16 of 16 people found the following review helpful
5.0 out of 5 stars Intriquing Application for Business & Beyond! 19 April 2001
By Roderick Smith, Ph.D - Published on
Format:Hardcover|Verified Purchase
I read the Six Sigma Revolution because of my facination with exploring ways to improve the quality of life, both as it relates to business as well as to relationships and life generally. Every now and then an author comes along who not only has technical expertise but also has both feet on the ground. George Eckes has painted a picture that illustrates not only mastery of Six Sigma content, he also exemplifies giftedness by communicating profoundly detailed concepts and principles with clarity and simplicity. And he paints his picture with splashes of fun and humor.
I believe that anyone who is committed to improving effectiveness and efficiency in their world, whether in their business or in their personal lives, can benefit significantly by reading the Six Sigma Revolution. I'm looking forward to getting a copy of his next book, Making Six Sigma Last.
22 of 24 people found the following review helpful
5.0 out of 5 stars Balance at last! 2 Jan 2001
By A Customer - Published on
As a newbie to the world of Six Sigma, the first thing I did was to order every book I could off a Amazon to get a broad view of what is out there, and to (hopefully) garner enough understanding to help navigate our company through our Six Sigma initiative.

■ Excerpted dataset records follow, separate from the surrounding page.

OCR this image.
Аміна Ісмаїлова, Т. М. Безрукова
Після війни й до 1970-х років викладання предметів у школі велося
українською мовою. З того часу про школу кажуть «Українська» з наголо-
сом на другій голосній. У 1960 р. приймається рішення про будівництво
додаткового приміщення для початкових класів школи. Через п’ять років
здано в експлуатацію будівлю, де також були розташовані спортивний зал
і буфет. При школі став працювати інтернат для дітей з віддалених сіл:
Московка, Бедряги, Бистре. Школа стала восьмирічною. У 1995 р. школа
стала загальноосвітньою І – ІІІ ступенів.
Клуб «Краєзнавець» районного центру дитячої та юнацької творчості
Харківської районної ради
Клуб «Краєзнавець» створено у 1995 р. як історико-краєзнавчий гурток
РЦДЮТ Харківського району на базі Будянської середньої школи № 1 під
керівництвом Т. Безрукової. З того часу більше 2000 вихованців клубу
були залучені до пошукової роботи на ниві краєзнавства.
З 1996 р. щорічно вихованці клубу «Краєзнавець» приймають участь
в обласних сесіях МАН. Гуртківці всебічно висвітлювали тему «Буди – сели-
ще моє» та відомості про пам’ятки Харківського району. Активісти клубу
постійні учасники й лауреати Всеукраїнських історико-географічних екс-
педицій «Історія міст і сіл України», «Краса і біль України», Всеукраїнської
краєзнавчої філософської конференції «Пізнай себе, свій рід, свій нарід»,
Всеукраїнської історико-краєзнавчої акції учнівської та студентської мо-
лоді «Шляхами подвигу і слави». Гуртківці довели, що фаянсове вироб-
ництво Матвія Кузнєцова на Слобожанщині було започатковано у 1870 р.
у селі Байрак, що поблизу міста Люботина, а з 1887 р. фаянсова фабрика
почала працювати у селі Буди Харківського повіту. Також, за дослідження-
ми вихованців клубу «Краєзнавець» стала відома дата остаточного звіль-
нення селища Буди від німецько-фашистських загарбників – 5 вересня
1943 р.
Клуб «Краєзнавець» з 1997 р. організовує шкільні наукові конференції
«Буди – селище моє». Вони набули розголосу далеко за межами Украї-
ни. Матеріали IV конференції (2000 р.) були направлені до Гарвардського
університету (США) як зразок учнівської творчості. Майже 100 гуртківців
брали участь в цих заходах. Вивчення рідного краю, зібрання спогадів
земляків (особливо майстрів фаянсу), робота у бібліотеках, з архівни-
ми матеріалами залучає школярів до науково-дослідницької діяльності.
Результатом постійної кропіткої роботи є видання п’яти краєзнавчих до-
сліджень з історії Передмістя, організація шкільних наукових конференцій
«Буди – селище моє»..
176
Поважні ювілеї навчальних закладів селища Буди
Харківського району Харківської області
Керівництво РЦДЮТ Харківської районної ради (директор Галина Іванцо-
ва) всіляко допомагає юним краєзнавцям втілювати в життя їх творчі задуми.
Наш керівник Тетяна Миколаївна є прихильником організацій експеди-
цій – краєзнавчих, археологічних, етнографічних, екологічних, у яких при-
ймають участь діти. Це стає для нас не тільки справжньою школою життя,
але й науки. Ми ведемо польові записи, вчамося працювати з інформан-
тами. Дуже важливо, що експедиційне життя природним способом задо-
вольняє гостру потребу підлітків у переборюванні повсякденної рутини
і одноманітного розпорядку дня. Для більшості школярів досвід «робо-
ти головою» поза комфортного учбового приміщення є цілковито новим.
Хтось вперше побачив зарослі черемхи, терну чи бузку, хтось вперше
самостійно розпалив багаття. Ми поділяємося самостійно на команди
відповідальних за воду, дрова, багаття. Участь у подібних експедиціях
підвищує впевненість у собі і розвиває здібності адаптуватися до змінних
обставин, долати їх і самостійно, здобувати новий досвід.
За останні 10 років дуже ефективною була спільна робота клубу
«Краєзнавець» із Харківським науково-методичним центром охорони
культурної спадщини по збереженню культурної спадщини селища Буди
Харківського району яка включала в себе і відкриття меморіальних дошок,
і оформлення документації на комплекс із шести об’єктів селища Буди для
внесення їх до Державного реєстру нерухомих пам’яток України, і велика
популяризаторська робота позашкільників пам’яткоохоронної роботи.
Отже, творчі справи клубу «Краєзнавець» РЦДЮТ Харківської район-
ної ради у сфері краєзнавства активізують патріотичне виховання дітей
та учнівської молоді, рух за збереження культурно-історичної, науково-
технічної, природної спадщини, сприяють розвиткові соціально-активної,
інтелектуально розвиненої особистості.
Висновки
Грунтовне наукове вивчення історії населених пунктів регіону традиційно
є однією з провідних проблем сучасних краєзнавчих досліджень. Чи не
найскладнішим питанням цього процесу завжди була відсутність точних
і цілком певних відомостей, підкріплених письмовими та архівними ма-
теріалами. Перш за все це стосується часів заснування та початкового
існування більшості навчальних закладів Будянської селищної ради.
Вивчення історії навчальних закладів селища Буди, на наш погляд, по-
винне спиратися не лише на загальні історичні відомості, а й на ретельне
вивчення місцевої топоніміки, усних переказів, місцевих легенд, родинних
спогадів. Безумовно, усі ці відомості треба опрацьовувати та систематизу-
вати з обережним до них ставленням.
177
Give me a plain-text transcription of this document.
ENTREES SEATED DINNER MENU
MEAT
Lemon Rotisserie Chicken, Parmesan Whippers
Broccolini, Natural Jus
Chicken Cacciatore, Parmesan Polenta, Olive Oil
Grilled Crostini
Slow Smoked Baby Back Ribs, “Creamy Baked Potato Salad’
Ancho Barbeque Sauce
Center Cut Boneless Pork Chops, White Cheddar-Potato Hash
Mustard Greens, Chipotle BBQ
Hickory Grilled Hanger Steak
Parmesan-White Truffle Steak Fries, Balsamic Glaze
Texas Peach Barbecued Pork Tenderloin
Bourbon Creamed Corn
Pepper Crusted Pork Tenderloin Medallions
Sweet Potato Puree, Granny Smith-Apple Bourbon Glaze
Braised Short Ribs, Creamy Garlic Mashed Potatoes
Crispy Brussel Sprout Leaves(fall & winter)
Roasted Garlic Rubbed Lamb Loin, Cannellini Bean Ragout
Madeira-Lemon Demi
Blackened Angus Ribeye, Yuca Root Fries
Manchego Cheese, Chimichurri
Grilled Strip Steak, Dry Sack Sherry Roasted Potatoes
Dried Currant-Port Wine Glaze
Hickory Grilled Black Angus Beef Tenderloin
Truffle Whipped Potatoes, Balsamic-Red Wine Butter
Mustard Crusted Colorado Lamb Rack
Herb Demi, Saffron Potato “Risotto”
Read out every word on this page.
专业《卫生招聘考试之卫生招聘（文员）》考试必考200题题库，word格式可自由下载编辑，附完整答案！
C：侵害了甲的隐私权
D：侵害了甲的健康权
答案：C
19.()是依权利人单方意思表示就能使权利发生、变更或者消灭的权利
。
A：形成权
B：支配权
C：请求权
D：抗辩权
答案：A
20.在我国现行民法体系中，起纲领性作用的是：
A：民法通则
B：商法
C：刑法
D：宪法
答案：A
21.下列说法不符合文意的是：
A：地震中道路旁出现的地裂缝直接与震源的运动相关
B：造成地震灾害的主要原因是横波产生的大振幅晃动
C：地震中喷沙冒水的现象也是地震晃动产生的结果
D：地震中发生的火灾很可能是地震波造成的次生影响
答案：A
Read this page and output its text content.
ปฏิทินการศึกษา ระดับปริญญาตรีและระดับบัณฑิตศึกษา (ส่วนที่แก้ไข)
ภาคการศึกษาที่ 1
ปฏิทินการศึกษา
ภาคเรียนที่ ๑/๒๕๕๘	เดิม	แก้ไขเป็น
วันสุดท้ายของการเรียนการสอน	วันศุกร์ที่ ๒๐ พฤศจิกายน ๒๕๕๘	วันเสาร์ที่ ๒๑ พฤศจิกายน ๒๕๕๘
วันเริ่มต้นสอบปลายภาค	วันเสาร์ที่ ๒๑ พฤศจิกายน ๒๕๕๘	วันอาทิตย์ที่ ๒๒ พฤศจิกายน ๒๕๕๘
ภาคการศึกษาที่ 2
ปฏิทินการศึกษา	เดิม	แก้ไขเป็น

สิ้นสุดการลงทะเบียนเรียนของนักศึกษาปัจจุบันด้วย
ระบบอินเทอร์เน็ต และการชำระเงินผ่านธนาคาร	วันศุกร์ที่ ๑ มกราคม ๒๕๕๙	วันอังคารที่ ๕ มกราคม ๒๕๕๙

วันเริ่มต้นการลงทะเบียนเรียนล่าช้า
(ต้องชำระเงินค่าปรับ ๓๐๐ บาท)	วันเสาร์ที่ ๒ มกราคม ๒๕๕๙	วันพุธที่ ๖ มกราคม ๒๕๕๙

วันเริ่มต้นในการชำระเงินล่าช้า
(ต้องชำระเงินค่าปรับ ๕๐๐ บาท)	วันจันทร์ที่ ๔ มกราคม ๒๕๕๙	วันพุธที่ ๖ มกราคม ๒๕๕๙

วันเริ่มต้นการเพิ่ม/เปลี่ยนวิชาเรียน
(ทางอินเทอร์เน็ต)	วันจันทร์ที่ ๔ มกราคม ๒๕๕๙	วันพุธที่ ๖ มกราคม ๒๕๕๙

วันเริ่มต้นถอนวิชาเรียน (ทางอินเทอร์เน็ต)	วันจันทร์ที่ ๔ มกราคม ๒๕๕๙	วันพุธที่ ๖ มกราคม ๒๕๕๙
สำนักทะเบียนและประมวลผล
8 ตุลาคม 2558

I've looked through 8 books, and Six Sigma Revolution has finally found it's way into my #1 spot. I'm ordering a copy for all of our Black Belt candidates, as I found it much more useful than the Mikel Harry book (the one that our Executive Team had us all read) and for sure, better for the typical uninitiated person than one of the $100 Six Sigma resource "Bibles" (though once I have completed the Black Belt training, I'm guessing a book like Bryfogles' will come in handy).
So if you are looking for a book that clearly explains how to set up a Six Sigma initiative (something most of the books do), while also introducing many of the Six Sigma tools (which most of the books do not) this is your book.
The other book that has impressed me is "The Six Sigma Way."
Regardless of which book you read, your still going to need to find a consultant to run the trainings and work with the executive team...but this book will help give you the big picture overview, with enough of the details to be able to deal with the consultants with more confidence (at least that has been my role in the Six Sigma initiative).
22 of 26 people found the following review helpful
5.0 out of 5 stars Six Sigma without hyperbole & mysticism 20 Nov 2000
By A Customer - Published on
Most of the Six Sigma books seem to fall into two camps. The first camp creates a mystical, magical program that promises results on the order of GE and Motorola if you only believe. The second camp repeats the promise in the intro and maybe the first chapter then serves up a repackaged statistics 101 course (and 201 if the book weighs more than 5 pounds). This book doesn't make promises - it explains, it illuminates, and even entertains in places.
7 of 7 people found the following review helpful
5.0 out of 5 stars Powerful and Understandable 1 Mar 2001
By Jeffrey D. Honaker - Published on
This book was not only helpful in understanding what Six Sigma is, but how to practically implement the initiative. George Eckes takes what could be a cumbersome and difficult concept of quality improvement and makes it understandable and down right exciting. The "Six Sigma Revolution" is certainly a must read for anyone who desires to improve the efficiency and effectiveness of their organization.